Pese a ser su debut
en una Eurocopa, la selección islandesa se ha planteado metas muy elevadas, y
debido a su primer resultado todo hacía pensar que esto se podía lograr de
manera inmediata.
Los dirigidos por
Lars Lagerback habían empatado con la Portugal de Cristiano Ronaldo, lo cual no
era poco, y cuando ya parecía que tenían el triunfo sobre los húngaros, un
desafortunado autogol de Birkir Saevarsson (Hammarby) terminó por interrumpir
el sueño de la clasificación de forma momentánea.
“Estábamos felices
con el punto contra Portugal, pero hoy estamos decepcionados. El vestuario
estaba en silencio después del partido”
De esta forma resume
el sentir de los islandeses el seleccionador adjunto Helmir Hallgrímsson, sin
embargo, también deja en claro que Hungría es un rival difícil y aquellos que
los subestimen lo van a pagar.
Bueno, eso es cierto,
pero tampoco podemos negar que después del gol de penal de Gylfi Sigurdsson
(Swansea) el combinado islandés solo se dedicó a esperar los embates de los
húngaros, a tal punto que el 4 – 4 – 2 por momentos se convertía en dos líneas
compuestas de 6 y 4 jugadores. La labor de los atacantes Kolbeinn Sigthorsson
(Nantes) y Jon Dadi Bodvarsson (Kaiserslautern) fue más defensiva en la segunda
parte. El capitán Aron Gunnarsson (Cardiff City) y Sigurdsson se dividían el
mediocampo, mientras que por la izquierda Birkir Bjarnason (Basel) trataba de
llevar de la mano el contraataque islandés. El ex jugador de la Sampdoria es un
mediocampista muy rápido, vertical, y con carácter. Asimismo, debemos mencionar
también su versatilidad puesto que en el segundo tiempo con el ingreso de Emil
Hallfredsson (Udinese) paso a ubicarse sobre la banda derecha.
Islandia es un equipo
muy táctico, impecable en el juego aéreo, pero que en la última jugada del
partido, y quizá la única, los magyares trataron el balón a ras del piso
generando la jugada que derivo en el autogol de Saevarsson. Es decir, el
combinado azul no tiene jugadores con un talento especial, su estilo es muy
escandinavo y su orden le da esa solidez que todo seleccionado anhela.
“Estuvimos a pocos
minutos de conseguir la victoria, no estuvimos finos para matar el partido.

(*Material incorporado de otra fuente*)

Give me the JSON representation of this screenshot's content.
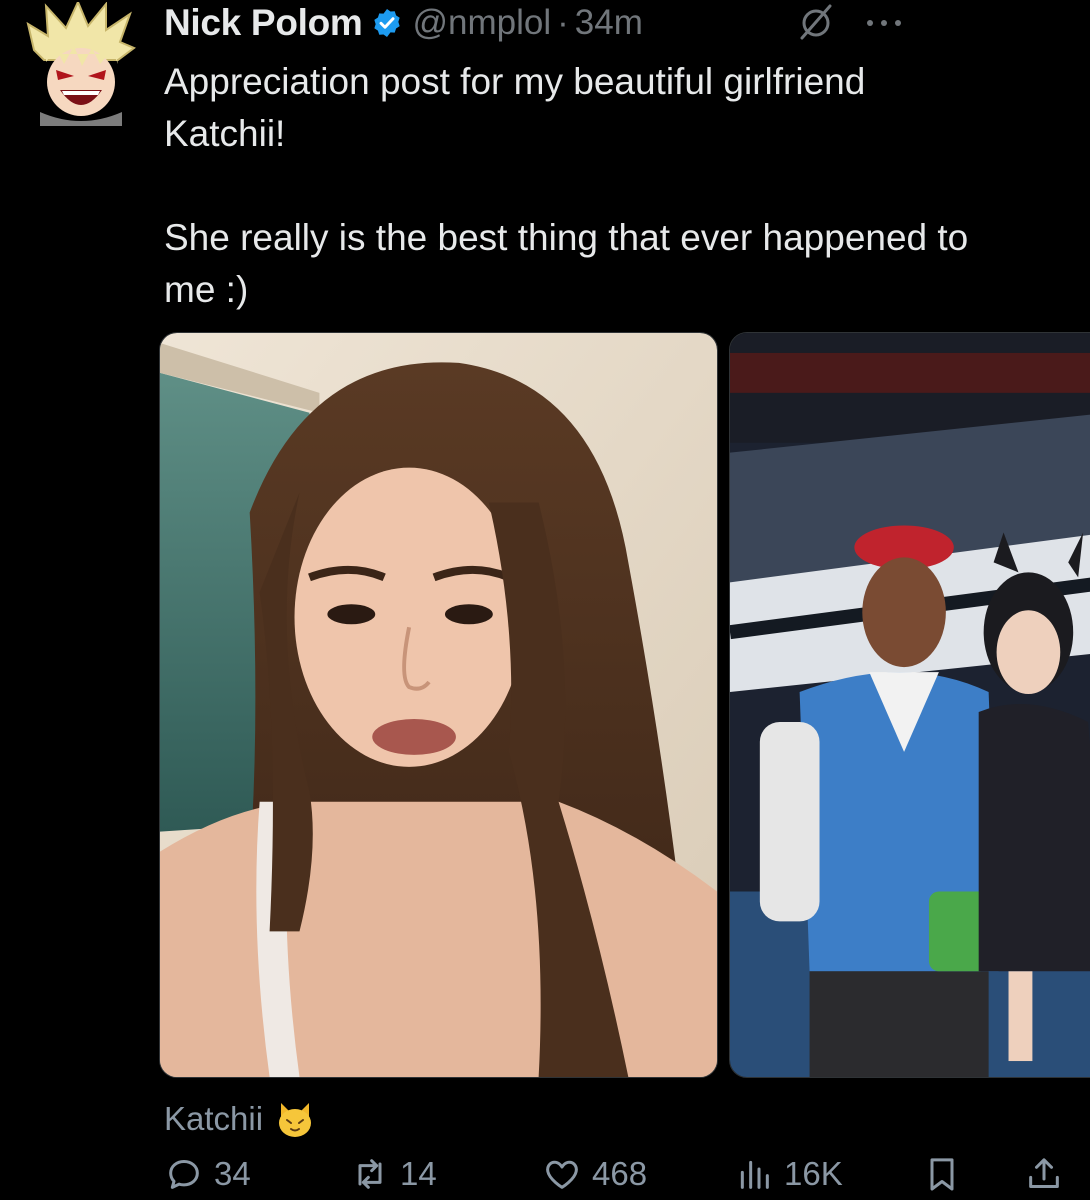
{
  "author": {
    "name": "Nick Polom",
    "handle": "@nmplol",
    "separator": "·",
    "time": "34m"
  },
  "tweet": {
    "text": "Appreciation post for my beautiful girlfriend\nKatchii!\n\nShe really is the best thing that ever happened to\nme :)"
  },
  "media": [
    {
      "description": "selfie-photo"
    },
    {
      "description": "cosplay-photo"
    }
  ],
  "tag": {
    "label": "Katchii",
    "icon": "cat-face-icon"
  },
  "actions": {
    "replies": "34",
    "retweets": "14",
    "likes": "468",
    "views": "16K"
  },
  "colors": {
    "background": "#000000",
    "text": "#e7e9ea",
    "muted": "#71767b",
    "verified": "#1d9bf0"
  }
}
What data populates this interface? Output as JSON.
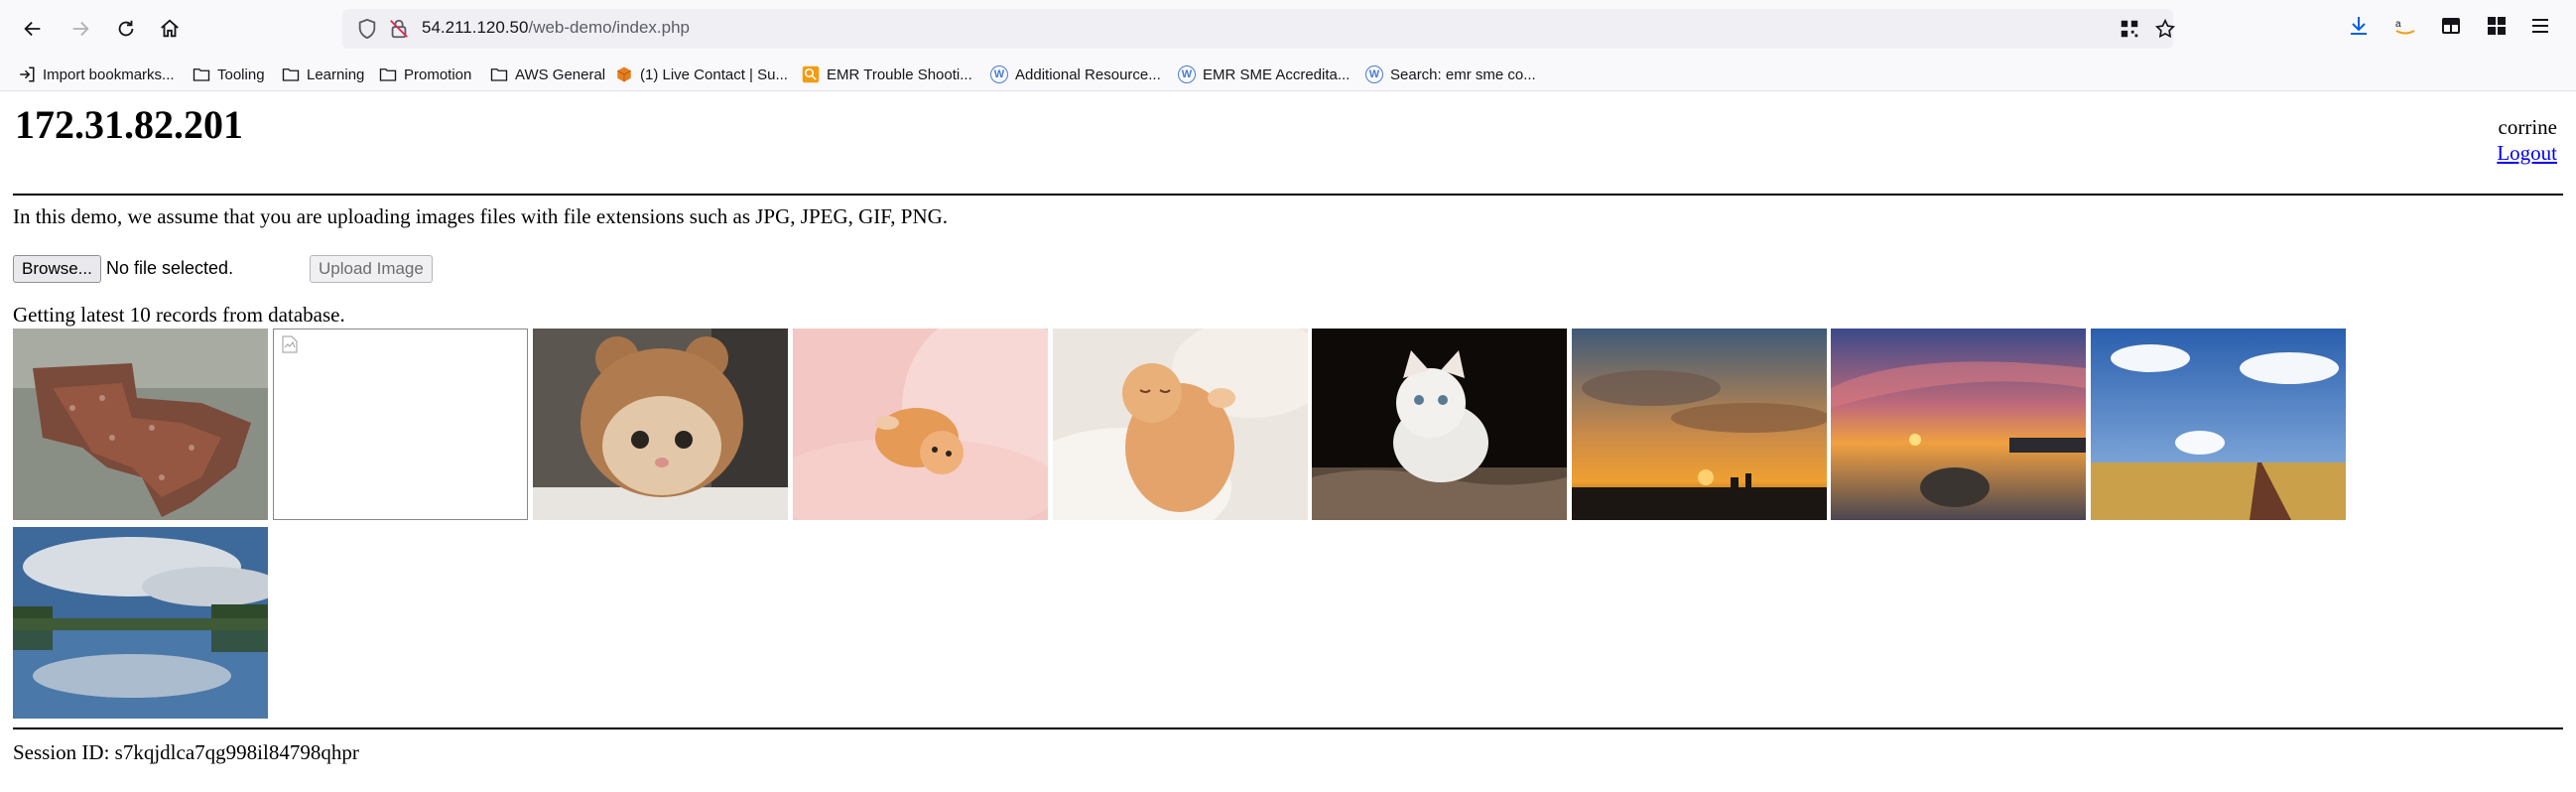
{
  "browser": {
    "url_host": "54.211.120.50",
    "url_path": "/web-demo/index.php",
    "bookmarks": [
      "Import bookmarks...",
      "Tooling",
      "Learning",
      "Promotion",
      "AWS General",
      "(1) Live Contact | Su...",
      "EMR Trouble Shooti...",
      "Additional Resource...",
      "EMR SME Accredita...",
      "Search: emr sme co..."
    ],
    "icons": {
      "back": "back-arrow-icon",
      "forward": "forward-arrow-icon",
      "reload": "reload-icon",
      "home": "home-icon",
      "downloads": "download-icon",
      "menu": "hamburger-menu-icon"
    },
    "colors": {
      "accent": "#0060df",
      "toolbar_bg": "#f9f9fb",
      "urlbar_bg": "#f0f0f4"
    }
  },
  "page": {
    "host_ip": "172.31.82.201",
    "username": "corrine",
    "logout_label": "Logout",
    "intro_text": "In this demo, we assume that you are uploading images files with file extensions such as JPG, JPEG, GIF, PNG.",
    "browse_label": "Browse...",
    "no_file_text": "No file selected.",
    "upload_label": "Upload Image",
    "records_text": "Getting latest 10 records from database.",
    "session_text": "Session ID: s7kqjdlca7qg998il84798qhpr",
    "link_color": "#0000ee",
    "images": [
      "crowd-map-photo",
      "broken-image",
      "kitten-bear-hat-photo",
      "kitten-pink-blanket-photo",
      "kitten-sleeping-photo",
      "white-kitten-photo",
      "sunset-city-photo",
      "sunset-beach-rock-photo",
      "blue-sky-field-road-photo",
      "lake-reflection-photo"
    ]
  }
}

Ganábamos muchos rechaces, pero debimos mantener la calma y jugar más al
fútbol. Queríamos los tres puntos y hemos estado muy cerca”.
Así se expresa
Kolbeinn Sigthorsson y creo que es la imagen que todos nos llevamos del
combinado islandés. Equipo ordenado y fuerte, con gran dominio del juego aéreo,
pero con dificultades para mantener la posesión del esférico. Lars Lagerback
sabe que la clasificación depende de ganarle a los austriacos y de trasladar al
triunfo esa buena imagen que el equipo nórdico ha expresado en los últimos
tiempos.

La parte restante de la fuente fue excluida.